Ciekawie się dziś zrobiło po wyborze nowego szefa ludowców. Waldemar Pawlak, który z przerwą przewodniczył Polskiemu Stronnictwu Ludowemu przez 13 lat został decyzją kongresu zastąpiony przez Janusza Piechocińskiego. Stało się to przewagą 17 głosów.
Tuż po wyborze Pawlak zapowiedział rezygnację ze stanowiska wicepremiera i ministra gospodarki. Natomiast Piechociński zapowiedział, że do rządu nie wejdzie.
Mamy, więc zachwianie na linii całego politycznego układu.

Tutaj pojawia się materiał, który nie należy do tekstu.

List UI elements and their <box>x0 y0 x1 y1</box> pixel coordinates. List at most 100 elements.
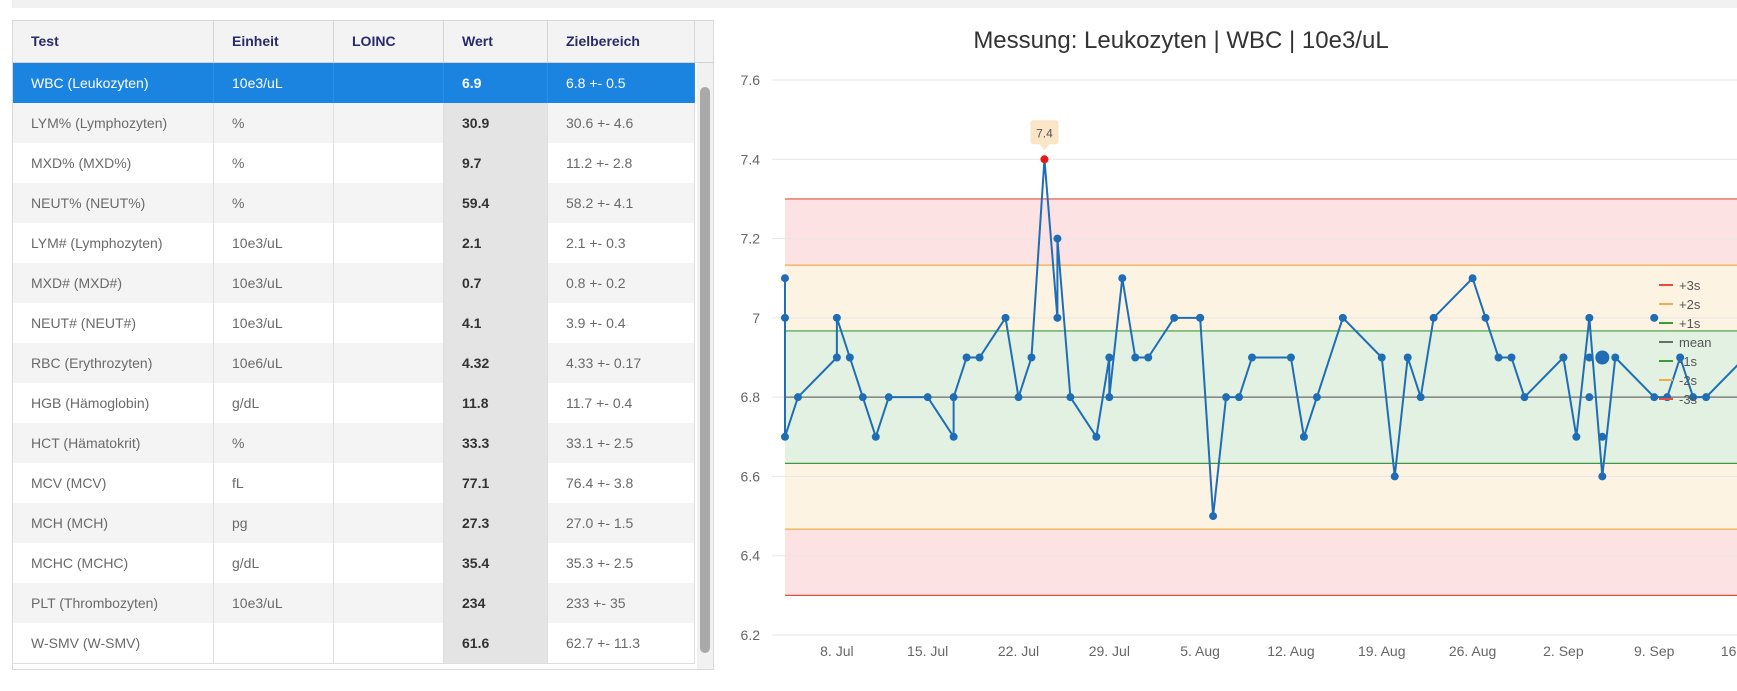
top-toolbar-strip <box>12 0 1737 8</box>
cell-test: W-SMV (W-SMV) <box>13 623 214 663</box>
table-row[interactable]: HCT (Hämatokrit)% 33.3 33.1 +- 2.5 <box>13 423 695 464</box>
legend-label: +3s <box>1679 278 1701 293</box>
table-row[interactable]: MXD% (MXD%)% 9.7 11.2 +- 2.8 <box>13 143 695 184</box>
data-point <box>1248 353 1257 362</box>
data-point <box>1053 234 1062 243</box>
table-row[interactable]: NEUT# (NEUT#) 10e3/uL 4.1 3.9 +- 0.4 <box>13 303 695 344</box>
data-point <box>1559 353 1568 362</box>
column-header-einheit[interactable]: Einheit <box>214 21 334 62</box>
table-scrollbar[interactable] <box>697 63 713 669</box>
table-row[interactable]: W-SMV (W-SMV) 61.6 62.7 +- 11.3 <box>13 623 695 664</box>
x-tick-label: 26. Aug <box>1449 643 1497 659</box>
test-results-table: Test Einheit LOINC Wert Zielbereich WBC … <box>12 20 714 670</box>
cell-test: MXD# (MXD#) <box>13 263 214 303</box>
data-point <box>1481 313 1490 322</box>
data-point <box>1014 393 1023 402</box>
table-row[interactable]: LYM% (Lymphozyten)% 30.9 30.6 +- 4.6 <box>13 103 695 144</box>
cell-einheit: 10e3/uL <box>214 303 334 343</box>
x-tick-label: 9. Sep <box>1634 643 1675 659</box>
data-point <box>793 393 802 402</box>
cell-wert: 9.7 <box>444 143 548 183</box>
data-point <box>975 353 984 362</box>
data-point <box>1520 393 1529 402</box>
data-point <box>1222 393 1231 402</box>
data-point <box>1027 353 1036 362</box>
scrollbar-thumb[interactable] <box>700 87 710 653</box>
data-point <box>780 432 789 441</box>
cell-wert: 4.1 <box>444 303 548 343</box>
cell-loinc <box>334 583 444 623</box>
cell-wert: 0.7 <box>444 263 548 303</box>
y-tick-label: 6.2 <box>741 627 761 643</box>
table-row[interactable]: PLT (Thrombozyten) 10e3/uL 234 233 +- 35 <box>13 583 695 624</box>
cell-test: WBC (Leukozyten) <box>13 63 214 103</box>
cell-zielbereich: 58.2 +- 4.1 <box>548 183 695 223</box>
cell-test: MCHC (MCHC) <box>13 543 214 583</box>
y-tick-label: 7.2 <box>741 231 761 247</box>
data-point <box>1468 274 1477 283</box>
data-point <box>1053 313 1062 322</box>
cell-zielbereich: 33.1 +- 2.5 <box>548 423 695 463</box>
data-point <box>1650 393 1659 402</box>
data-point <box>1598 432 1607 441</box>
data-point <box>832 313 841 322</box>
y-tick-label: 7.4 <box>741 151 761 167</box>
table-row[interactable]: NEUT% (NEUT%)% 59.4 58.2 +- 4.1 <box>13 183 695 224</box>
cell-loinc <box>334 303 444 343</box>
column-header-wert[interactable]: Wert <box>444 21 548 62</box>
column-header-test[interactable]: Test <box>13 21 214 62</box>
data-point <box>1001 313 1010 322</box>
data-point <box>1585 313 1594 322</box>
legend-label: mean <box>1679 335 1712 350</box>
table-row[interactable]: RBC (Erythrozyten) 10e6/uL 4.32 4.33 +- 0.1… <box>13 343 695 384</box>
data-point <box>1403 353 1412 362</box>
data-point <box>858 393 867 402</box>
data-point <box>1611 353 1620 362</box>
zone-lower-2s <box>784 463 1737 530</box>
data-point <box>1209 512 1218 521</box>
cell-zielbereich: 76.4 +- 3.8 <box>548 463 695 503</box>
cell-wert: 234 <box>444 583 548 623</box>
column-header-zielbereich[interactable]: Zielbereich <box>548 21 695 62</box>
x-tick-label: 2. Sep <box>1543 643 1584 659</box>
cell-einheit: 10e6/uL <box>214 343 334 383</box>
cell-wert: 2.1 <box>444 223 548 263</box>
table-row[interactable]: MCH (MCH) pg 27.3 27.0 +- 1.5 <box>13 503 695 544</box>
data-point <box>1286 353 1295 362</box>
cell-loinc <box>334 463 444 503</box>
cell-test: MCH (MCH) <box>13 503 214 543</box>
x-tick-label: 29. Jul <box>1089 643 1130 659</box>
x-tick-label: 5. Aug <box>1180 643 1220 659</box>
data-point <box>1702 393 1711 402</box>
table-row[interactable]: LYM# (Lymphozyten) 10e3/uL 2.1 2.1 +- 0.3 <box>13 223 695 264</box>
table-row[interactable]: WBC (Leukozyten) 10e3/uL 6.9 6.8 +- 0.5 <box>13 63 695 104</box>
cell-zielbereich: 62.7 +- 11.3 <box>548 623 695 663</box>
data-point <box>1170 313 1179 322</box>
table-row[interactable]: MCV (MCV) fL 77.1 76.4 +- 3.8 <box>13 463 695 504</box>
tooltip-box <box>1030 120 1059 145</box>
data-point <box>871 432 880 441</box>
cell-einheit: % <box>214 183 334 223</box>
cell-zielbereich: 11.7 +- 0.4 <box>548 383 695 423</box>
cell-wert: 11.8 <box>444 383 548 423</box>
cell-test: MCV (MCV) <box>13 463 214 503</box>
data-point <box>1131 353 1140 362</box>
cell-loinc <box>334 423 444 463</box>
cell-einheit: 10e3/uL <box>214 583 334 623</box>
x-tick-label: 15. Jul <box>907 643 948 659</box>
table-header: Test Einheit LOINC Wert Zielbereich <box>13 21 713 63</box>
data-point <box>1092 432 1101 441</box>
cell-loinc <box>334 63 444 103</box>
data-point <box>962 353 971 362</box>
table-row[interactable]: MXD# (MXD#) 10e3/uL 0.7 0.8 +- 0.2 <box>13 263 695 304</box>
column-header-loinc[interactable]: LOINC <box>334 21 444 62</box>
zone-upper-2s <box>784 265 1737 331</box>
table-row[interactable]: MCHC (MCHC) g/dL 35.4 35.3 +- 2.5 <box>13 543 695 584</box>
table-row[interactable]: HGB (Hämoglobin) g/dL 11.8 11.7 +- 0.4 <box>13 383 695 424</box>
cell-wert: 33.3 <box>444 423 548 463</box>
data-point <box>1105 393 1114 402</box>
cell-loinc <box>334 383 444 423</box>
x-tick-label: 22. Jul <box>998 643 1039 659</box>
y-tick-label: 7.6 <box>741 72 761 88</box>
cell-loinc <box>334 543 444 583</box>
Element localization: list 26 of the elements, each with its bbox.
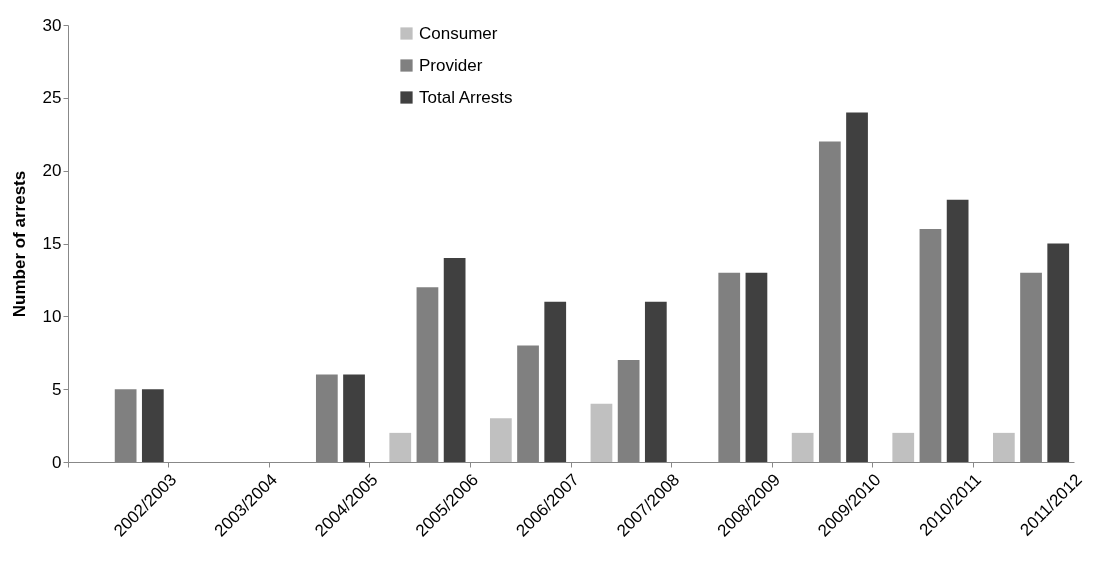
y-tick-label: 25	[42, 88, 62, 108]
bar	[443, 258, 466, 462]
bar	[946, 199, 969, 462]
bar	[846, 112, 868, 462]
bar	[992, 432, 1015, 462]
bar	[745, 272, 768, 462]
bar	[1047, 243, 1070, 462]
bar	[590, 403, 613, 462]
bar	[791, 432, 814, 462]
y-tick-label: 20	[42, 161, 62, 181]
legend-label: Total Arrests	[419, 87, 513, 107]
y-axis-title: Number of arrests	[9, 170, 29, 318]
bar	[343, 374, 365, 462]
y-tick-label: 15	[42, 234, 62, 253]
bar	[489, 418, 512, 462]
y-tick-label: 5	[52, 379, 62, 399]
bar	[141, 389, 164, 462]
bar	[892, 432, 915, 462]
bar	[389, 432, 412, 462]
legend-label: Provider	[419, 55, 483, 75]
bar	[644, 301, 667, 462]
y-tick-label: 0	[52, 452, 62, 472]
y-tick-label: 30	[42, 15, 62, 35]
legend-label: Consumer	[419, 23, 498, 43]
y-tick-label: 10	[42, 306, 62, 326]
bar	[544, 301, 567, 462]
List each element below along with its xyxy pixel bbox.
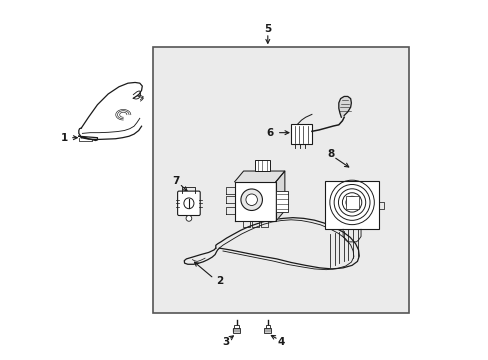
Bar [325, 181, 378, 229]
Bar [330, 222, 336, 227]
Bar [265, 324, 269, 329]
Polygon shape [234, 182, 275, 221]
Bar [233, 328, 240, 333]
Bar [345, 196, 358, 209]
Text: 4: 4 [277, 337, 284, 347]
Circle shape [245, 194, 257, 206]
Ellipse shape [183, 198, 194, 209]
Polygon shape [234, 171, 285, 182]
Text: 1: 1 [61, 133, 68, 143]
Text: 6: 6 [266, 128, 273, 138]
Bar [264, 328, 271, 333]
Bar [337, 220, 343, 226]
Bar [153, 47, 408, 313]
Text: 3: 3 [222, 337, 229, 347]
Polygon shape [338, 96, 351, 117]
Circle shape [241, 189, 262, 211]
Bar [275, 191, 288, 212]
Text: 2: 2 [216, 276, 224, 286]
Bar [255, 160, 269, 171]
Text: 7: 7 [172, 176, 180, 186]
Bar [234, 324, 238, 329]
Text: 8: 8 [326, 149, 333, 159]
Circle shape [185, 216, 191, 221]
Text: 5: 5 [264, 24, 271, 35]
FancyBboxPatch shape [177, 191, 200, 216]
Bar [290, 125, 311, 144]
Polygon shape [275, 171, 285, 221]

Piechociński powiedział, że wraz z Tuskiem przekona Pawlaka, aby tkwił i trwał w tym rządzie. Oznacza to jedno, że nowy lider nie chce reklamować swoją twarzą dotychczasowych poczynań władzy, a rolę Pawlaka widzi w utrzymaniu wpływów PSL bez udziału partii, której teraz przewodzi.
Stare powiedzenie mówi, że nosił wilk razy kilka, ponieśli i wilka.
Jakkolwiek by nie spojrzeć na sprawę to rola główej postaci z nocnej zmiany jest dziś bardzo trudna, bo z jednej strony jest członkiem PSL, z drugiej wicepremierem, ale trudno nie zauważyć, że zrobiono po raz kolejny z niego tarczę. Kiedyś Wałęsa, a dziś jego własna partia.
Jak teraz się zachowa? Platformie nie będzie potrzebny, bo ta potrzebuje siły, a nie słabej jednostki.